Within this national and local context of current Black Lives Matter protests, the death of Marqueese Alston and Ms. Alston’s case highlight the potential disparities between government vocal support and government actions. When the D.C. City Council approved a $15 million cut to the $559.5 million MPD budget in late June, Mayor Muriel Bowser opposed the cuts and instead called for an increase in police funding.
The negative relationship between the police and the Ward 8 community is not a foreign concept to those familiar with D.C. police activity. According to a survey from 2015, 51 percent of Ward 8 residents described police-community relations as “slightly bad” or “bad,” while only 15 percent of the wealthier and majority-white Ward 3 residents described their relationship with the police in a similar way.
“There’s such a material gap between privileged communities that work in government and go to Georgetown Law School and those that are in areas like Ward 8 that really feel the police violence impacting their everyday lives,” Grob-Lipkis said. “So I think it’s a really important aspect of what happened to Marqueese and that’s the reason that this shooting can’t be looked at as an isolated incident.”
Working on Ms. Alston’s case and at the Civil Rights Clinic has not only given these student-attorneys relevant insights into the systemic disparities that define policing in D.C., but it has also taught them how to be legal advocates out in the field.
Dam shared his takeaways on using litigation to carry out the goals of a civil rights movement. “One of the critical things that we typically miss in movements is that we think it’s just a one answer fits all, like even with the current Black Lives Matter movement, we can’t address police brutality and over-policing of Black communities without thinking about housing discrimination and employment discrimination and all the other things that go along with it,” he said.
Dam feels that while the D.C. government has expressed symbolic support for Black Lives Matter through renaming part of 16th St. to Black Lives Matter Plaza, their actions are merely lip service. “I think we all similarly feel that, while it’s a great sentiment, it’s really hard to believe that D.C. is actually committed in a meaningful way when you work on this kind of case and see the lack of transparency and accountability regarding the murder of a Black man and the trauma inflicted on his mother.”
Grob-Lipkis agreed, emphasizing the city’s treatment of Ms. Alston. “They refuse to release body-worn camera footage, refuse to release the names and bodycams of half the officers in the car, and then meanwhile decline to lower the police budget,” she said. “I think that those actions speak a million times louder than the renaming of a street.”
Ms. Alston has devoted the last two years of her life to getting answers for her son. To the student-attorneys, Ms. Alston’s tireless advocacy has been nothing short of inspirational, and working with her was a very special part of the experience for them.
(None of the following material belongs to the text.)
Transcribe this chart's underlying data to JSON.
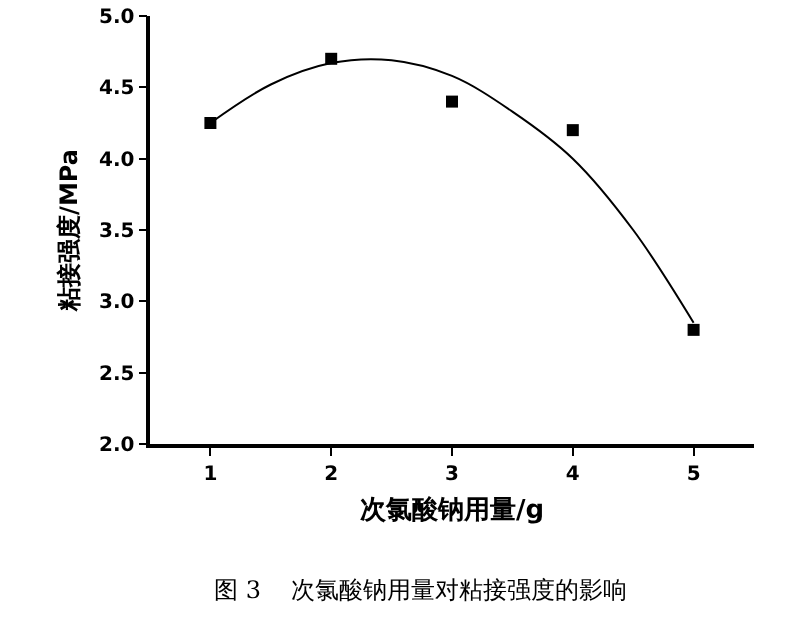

“Ms. Alston as a client has been just as much of an impactful educational experience as the actual litigation itself,” Richardson said. “It was just an honor to work with her. And I emphasize ‘with her’ because she’s a client who’s an incredible advocate in her own right.”
“At the end of the day, this is great litigation, but what it actually boils down to is a mother who wants answers for her son.”
Developments in this case are ongoing.